Dopo dieci anni che il Parlamento lavorava alla riforma della legge elettorale Calderoli, meglio nota come Porcellum, è stata approvata dalla Camera l’Italicum con 334 voti favorevoli e 61 contrari.
A meno di 24 ore dalla sua approvazione però, c’è chi già parla di incostituzionalità della legge e chiede al presidente della Repubblica di non apporre la sua firma di ratifica.
E’ il caso di Danilo Toninelli del M5S che in aula ha fatto esplicitamente appello a Mattarella di rimandare alla Camera la legge appena approvata, mentre il ministro delle Riforme Maria Elena Boschi si dice fiduciosa che il presidente Mattarella firmerà “proprio perchè è un costituzionalista e bocciò all’epoca il cosiddetto Porcellum”. Insomma, la Camera litiga e il presidente della Repubblica si trova in mezzo a queste tirate di giacca da destra e da sinistra, nulla di nuovo sotto il sole.

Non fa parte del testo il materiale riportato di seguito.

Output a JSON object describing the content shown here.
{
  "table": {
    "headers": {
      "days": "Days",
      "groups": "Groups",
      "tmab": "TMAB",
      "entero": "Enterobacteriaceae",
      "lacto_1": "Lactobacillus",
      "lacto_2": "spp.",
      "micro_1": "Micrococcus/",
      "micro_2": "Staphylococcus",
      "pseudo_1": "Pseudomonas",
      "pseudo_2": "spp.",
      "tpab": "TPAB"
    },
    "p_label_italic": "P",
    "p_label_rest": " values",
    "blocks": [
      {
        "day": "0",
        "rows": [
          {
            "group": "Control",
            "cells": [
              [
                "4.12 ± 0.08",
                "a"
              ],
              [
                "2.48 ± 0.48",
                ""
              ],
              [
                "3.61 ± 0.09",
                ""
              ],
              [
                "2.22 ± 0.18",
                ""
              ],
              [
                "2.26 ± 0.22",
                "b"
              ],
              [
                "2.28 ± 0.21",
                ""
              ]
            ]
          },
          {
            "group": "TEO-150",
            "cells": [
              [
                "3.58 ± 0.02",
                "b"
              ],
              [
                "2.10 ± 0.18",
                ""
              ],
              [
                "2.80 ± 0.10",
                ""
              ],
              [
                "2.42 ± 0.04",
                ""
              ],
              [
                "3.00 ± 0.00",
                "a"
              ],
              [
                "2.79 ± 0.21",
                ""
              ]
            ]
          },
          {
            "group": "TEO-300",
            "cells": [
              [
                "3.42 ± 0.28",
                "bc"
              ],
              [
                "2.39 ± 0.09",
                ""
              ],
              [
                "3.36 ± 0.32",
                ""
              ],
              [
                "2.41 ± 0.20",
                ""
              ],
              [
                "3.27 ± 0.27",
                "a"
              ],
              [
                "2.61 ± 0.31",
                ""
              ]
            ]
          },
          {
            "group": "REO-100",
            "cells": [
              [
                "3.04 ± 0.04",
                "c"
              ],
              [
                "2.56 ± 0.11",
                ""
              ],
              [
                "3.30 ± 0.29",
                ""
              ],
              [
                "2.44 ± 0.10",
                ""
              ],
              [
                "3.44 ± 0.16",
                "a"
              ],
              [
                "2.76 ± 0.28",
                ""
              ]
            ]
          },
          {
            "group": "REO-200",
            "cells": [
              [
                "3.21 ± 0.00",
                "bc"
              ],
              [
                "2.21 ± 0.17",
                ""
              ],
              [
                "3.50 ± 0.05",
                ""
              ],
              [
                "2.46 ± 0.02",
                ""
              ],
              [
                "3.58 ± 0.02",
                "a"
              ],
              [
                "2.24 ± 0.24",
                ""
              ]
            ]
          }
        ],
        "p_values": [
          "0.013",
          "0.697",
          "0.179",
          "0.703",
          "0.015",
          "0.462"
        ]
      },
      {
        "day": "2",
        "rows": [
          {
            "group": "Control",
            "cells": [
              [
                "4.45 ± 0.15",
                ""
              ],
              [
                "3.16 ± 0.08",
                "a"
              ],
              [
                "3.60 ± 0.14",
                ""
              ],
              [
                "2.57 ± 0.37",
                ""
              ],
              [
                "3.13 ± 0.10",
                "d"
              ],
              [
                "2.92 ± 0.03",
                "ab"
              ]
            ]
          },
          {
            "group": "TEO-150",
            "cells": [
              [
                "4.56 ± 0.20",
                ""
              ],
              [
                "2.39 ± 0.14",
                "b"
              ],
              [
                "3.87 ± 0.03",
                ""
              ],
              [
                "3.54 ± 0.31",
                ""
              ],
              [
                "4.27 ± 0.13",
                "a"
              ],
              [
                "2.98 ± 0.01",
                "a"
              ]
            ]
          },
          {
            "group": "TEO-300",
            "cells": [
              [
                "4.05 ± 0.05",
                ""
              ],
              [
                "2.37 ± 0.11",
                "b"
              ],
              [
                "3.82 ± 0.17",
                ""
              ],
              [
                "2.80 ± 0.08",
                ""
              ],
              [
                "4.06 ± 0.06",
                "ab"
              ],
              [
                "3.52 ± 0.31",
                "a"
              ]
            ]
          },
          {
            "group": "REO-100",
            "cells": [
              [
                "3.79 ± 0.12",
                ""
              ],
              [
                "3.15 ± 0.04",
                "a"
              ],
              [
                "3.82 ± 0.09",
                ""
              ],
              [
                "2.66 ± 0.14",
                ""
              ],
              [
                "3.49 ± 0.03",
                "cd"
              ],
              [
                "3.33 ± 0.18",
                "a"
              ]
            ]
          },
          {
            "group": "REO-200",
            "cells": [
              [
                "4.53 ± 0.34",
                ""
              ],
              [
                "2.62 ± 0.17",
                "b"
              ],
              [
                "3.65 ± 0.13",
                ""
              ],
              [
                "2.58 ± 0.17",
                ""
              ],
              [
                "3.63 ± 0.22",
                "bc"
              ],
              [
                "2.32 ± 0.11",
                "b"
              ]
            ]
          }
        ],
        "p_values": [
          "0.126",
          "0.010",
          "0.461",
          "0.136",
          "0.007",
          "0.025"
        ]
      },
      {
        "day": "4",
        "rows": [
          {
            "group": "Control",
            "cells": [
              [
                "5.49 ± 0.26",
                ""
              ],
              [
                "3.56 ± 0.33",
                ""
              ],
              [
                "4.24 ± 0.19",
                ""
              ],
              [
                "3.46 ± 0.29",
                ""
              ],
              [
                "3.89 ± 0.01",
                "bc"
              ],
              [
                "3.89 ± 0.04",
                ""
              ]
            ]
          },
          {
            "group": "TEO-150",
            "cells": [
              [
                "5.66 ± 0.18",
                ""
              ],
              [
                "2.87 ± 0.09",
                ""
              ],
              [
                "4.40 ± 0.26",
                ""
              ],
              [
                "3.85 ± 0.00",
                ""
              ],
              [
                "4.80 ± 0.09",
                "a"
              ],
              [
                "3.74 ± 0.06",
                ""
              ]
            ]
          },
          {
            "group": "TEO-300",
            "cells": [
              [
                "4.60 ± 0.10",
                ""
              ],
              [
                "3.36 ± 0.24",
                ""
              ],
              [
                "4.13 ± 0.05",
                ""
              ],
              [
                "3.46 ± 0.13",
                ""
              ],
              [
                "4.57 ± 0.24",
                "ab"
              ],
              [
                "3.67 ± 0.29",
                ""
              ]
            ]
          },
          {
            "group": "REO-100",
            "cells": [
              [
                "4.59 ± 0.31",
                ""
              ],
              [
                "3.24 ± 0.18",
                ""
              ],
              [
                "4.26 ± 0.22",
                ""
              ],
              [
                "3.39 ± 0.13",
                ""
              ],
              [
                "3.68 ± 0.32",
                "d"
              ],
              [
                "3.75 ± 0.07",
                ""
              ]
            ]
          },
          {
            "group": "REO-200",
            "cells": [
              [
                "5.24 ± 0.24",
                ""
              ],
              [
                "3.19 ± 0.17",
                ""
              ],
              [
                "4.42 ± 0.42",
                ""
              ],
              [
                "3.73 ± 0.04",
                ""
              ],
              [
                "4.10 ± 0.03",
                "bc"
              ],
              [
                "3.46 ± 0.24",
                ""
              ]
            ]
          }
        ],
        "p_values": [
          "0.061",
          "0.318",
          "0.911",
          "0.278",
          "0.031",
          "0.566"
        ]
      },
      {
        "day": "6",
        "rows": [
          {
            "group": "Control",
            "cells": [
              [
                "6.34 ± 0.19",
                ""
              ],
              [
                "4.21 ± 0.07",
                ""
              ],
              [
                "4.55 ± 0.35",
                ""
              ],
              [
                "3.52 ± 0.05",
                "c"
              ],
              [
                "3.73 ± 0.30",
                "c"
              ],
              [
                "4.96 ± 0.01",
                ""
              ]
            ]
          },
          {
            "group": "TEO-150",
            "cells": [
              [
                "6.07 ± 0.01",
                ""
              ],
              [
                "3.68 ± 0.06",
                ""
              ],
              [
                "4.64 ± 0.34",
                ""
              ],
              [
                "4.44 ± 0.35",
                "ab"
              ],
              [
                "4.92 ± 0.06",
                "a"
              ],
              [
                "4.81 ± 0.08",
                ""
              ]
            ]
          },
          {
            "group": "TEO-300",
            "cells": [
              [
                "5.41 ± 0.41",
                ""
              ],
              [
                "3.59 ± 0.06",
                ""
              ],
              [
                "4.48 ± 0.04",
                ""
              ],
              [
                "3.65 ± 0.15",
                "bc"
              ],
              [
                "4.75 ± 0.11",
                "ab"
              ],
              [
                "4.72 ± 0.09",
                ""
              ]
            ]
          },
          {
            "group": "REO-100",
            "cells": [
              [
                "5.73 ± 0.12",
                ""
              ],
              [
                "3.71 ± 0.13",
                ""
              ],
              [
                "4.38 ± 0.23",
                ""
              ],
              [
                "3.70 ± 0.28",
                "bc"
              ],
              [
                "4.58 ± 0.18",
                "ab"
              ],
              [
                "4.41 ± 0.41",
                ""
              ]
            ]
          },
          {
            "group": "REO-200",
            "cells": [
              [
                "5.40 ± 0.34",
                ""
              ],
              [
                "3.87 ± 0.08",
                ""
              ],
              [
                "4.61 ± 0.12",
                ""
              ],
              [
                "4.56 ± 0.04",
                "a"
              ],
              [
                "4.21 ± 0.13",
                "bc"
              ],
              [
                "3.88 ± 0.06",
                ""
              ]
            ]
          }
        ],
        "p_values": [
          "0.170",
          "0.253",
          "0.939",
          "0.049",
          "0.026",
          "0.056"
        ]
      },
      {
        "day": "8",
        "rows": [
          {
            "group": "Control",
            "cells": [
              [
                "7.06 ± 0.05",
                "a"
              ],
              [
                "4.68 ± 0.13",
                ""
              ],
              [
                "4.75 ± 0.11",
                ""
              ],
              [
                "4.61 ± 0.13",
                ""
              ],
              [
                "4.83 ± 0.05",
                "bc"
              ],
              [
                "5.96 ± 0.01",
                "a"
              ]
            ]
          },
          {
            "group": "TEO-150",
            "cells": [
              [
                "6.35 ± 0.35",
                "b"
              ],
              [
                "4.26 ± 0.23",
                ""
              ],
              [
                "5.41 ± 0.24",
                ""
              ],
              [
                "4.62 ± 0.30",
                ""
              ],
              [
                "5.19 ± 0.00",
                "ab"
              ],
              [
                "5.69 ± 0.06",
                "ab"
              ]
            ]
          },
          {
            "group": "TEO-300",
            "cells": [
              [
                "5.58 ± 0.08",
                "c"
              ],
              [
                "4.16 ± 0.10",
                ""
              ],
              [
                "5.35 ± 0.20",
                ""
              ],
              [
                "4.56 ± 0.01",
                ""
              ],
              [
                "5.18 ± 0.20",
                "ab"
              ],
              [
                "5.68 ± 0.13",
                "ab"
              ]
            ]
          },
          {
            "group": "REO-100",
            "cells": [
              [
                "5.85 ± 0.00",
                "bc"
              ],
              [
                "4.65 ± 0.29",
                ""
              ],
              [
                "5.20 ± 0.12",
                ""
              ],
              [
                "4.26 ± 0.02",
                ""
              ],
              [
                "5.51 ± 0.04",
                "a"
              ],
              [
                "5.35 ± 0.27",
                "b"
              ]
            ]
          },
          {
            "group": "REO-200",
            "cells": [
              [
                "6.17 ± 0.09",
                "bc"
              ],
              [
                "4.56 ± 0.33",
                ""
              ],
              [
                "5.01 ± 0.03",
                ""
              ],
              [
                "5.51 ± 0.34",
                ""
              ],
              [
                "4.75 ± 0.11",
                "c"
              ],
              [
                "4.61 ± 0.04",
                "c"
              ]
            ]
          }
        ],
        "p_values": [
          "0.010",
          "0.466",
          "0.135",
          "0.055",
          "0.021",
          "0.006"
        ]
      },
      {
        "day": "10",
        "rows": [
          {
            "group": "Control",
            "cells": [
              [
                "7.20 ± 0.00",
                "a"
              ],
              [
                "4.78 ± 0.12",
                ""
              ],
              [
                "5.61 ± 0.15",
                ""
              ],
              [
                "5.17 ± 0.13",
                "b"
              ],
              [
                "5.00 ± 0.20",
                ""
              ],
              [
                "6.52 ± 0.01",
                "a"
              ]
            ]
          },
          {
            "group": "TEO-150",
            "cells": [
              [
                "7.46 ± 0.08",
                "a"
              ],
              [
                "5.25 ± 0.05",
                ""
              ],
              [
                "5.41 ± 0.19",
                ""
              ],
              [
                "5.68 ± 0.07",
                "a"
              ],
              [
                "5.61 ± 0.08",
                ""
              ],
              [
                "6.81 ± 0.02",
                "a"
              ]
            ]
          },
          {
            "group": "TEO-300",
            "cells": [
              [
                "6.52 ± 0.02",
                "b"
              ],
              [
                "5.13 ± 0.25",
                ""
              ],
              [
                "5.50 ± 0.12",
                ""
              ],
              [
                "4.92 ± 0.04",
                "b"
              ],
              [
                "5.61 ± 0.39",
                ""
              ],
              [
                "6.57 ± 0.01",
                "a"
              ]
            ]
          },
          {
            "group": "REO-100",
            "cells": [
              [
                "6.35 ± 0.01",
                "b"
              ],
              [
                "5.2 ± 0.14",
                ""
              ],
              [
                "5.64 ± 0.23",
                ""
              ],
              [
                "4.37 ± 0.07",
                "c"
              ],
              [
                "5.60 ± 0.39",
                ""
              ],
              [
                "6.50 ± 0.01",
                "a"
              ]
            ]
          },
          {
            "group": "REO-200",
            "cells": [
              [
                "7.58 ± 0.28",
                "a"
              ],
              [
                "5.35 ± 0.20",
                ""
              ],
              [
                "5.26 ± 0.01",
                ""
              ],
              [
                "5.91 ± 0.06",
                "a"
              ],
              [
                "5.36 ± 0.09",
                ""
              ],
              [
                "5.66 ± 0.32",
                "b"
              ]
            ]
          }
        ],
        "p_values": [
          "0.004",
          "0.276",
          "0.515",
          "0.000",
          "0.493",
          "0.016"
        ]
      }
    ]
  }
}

Da una parte c’è il premier Renzi che twitta la sua felicità a tutto spiano: “Impegno mantenuto, promessa rispettata. L’Italia ha bisogno di chi non dice sempre no. Avanti, con umiltà e coraggio”. Egli è infatti convinto che solo con questa riforma si può garantire governabilità al paese, ossia una maggioranza forte alla Camera in grado di decidere sulle riforme e di portarle avanti in maniera coesa, senza sprechi inutili di tempo e denaro pubblico a litigare per mesi su ogni singola decisione da prendere.

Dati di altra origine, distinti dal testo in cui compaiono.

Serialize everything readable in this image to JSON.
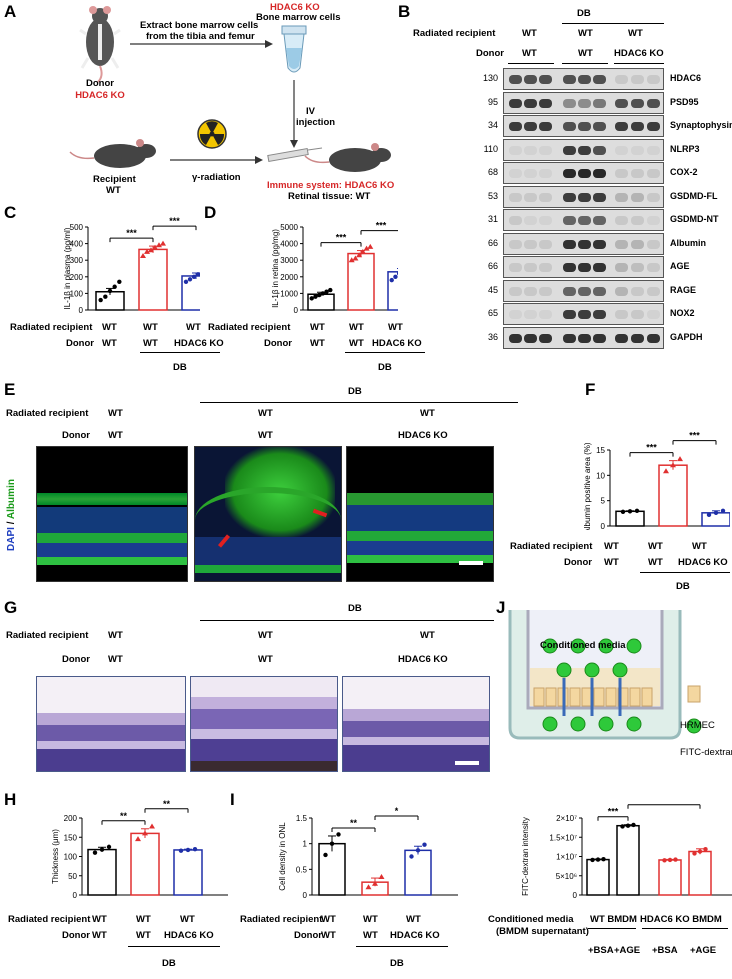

Dall’altra c’è chi, come il presidente dei deputati di Forza Italia Renato Brunetta, contesta a Renzi una “vittoria di Pirro”, riferendosi al fatto che prima della votazione della riforma elettorale Forza Italia, Lega, M5S e FDI hanno lasciato l’aula e la minoranza in seno al PD ha votato no.
Anche Bersani, ex segretario del PD, non perde occasione di sottolineare che “Il dissenso è stato abbastanza ampio. Ora cosa fatta… ma il dato politico sia sull’approvazione della legge sia sulle dimensioni del dissenso è non poco rilevante”.
Al di là delle critiche, vediamo in cosa consiste la nuova legge elettorale che entrerà in vigore da luglio 2016. L’Italicum si applica per l’elezione dei deputati della Camera ed è un sistema proporzionale con premio di maggioranza al partito vincente.
In altre parole il partito che raggiunge almeno il 40% dei voti su base nazionale otterrà anche un premio di maggioranza che gli permetterà di conquistare 340 deputati alla Camera. Se nessun partito raggiunge questa soglia, i due partiti con il numero più alto di preferenze su base nazionale dopo 15 giorni andranno al ballottaggio. La soglia di sbarramento per sedere in Parlamento sarà del 3%.
Un altro importante cambiamento riguarda il discorso dei capilista e delle preferenze esprimibili dall’elettore: l’Italia sarà suddivisa in 100 collegi e ciascun collegio in circoscrizioni e i capilista saranno scelti dal partito, mentre per ogni lista l’elettore potrà esprimere due preferenze che dovranno essere un uomo e una donna.
Altra riforma importante riguarda il fatto che per ogni circoscrizione i capilista dello stesso sesso non potranno superare il 60%. Resta in vigore la candidatura multipla del capolista, purchè non si superino i 10 collegi.
In conclusione, la stragrande maggioranza dell’opposizione ha da ridire in merito al fatto che questa riforma elettorale, partorita dopo appena dieci anni, sembra essere funzionale solo a Renzi che così riuscirà “a spartirsi meglio la torta” con i suoi alleati.
Resta però il fatto che, almeno sulla carta, questa riforma ha lo scopo di garantire una stabilità politica al nostro Paese che, attualmente, è una imprescindibile priorità.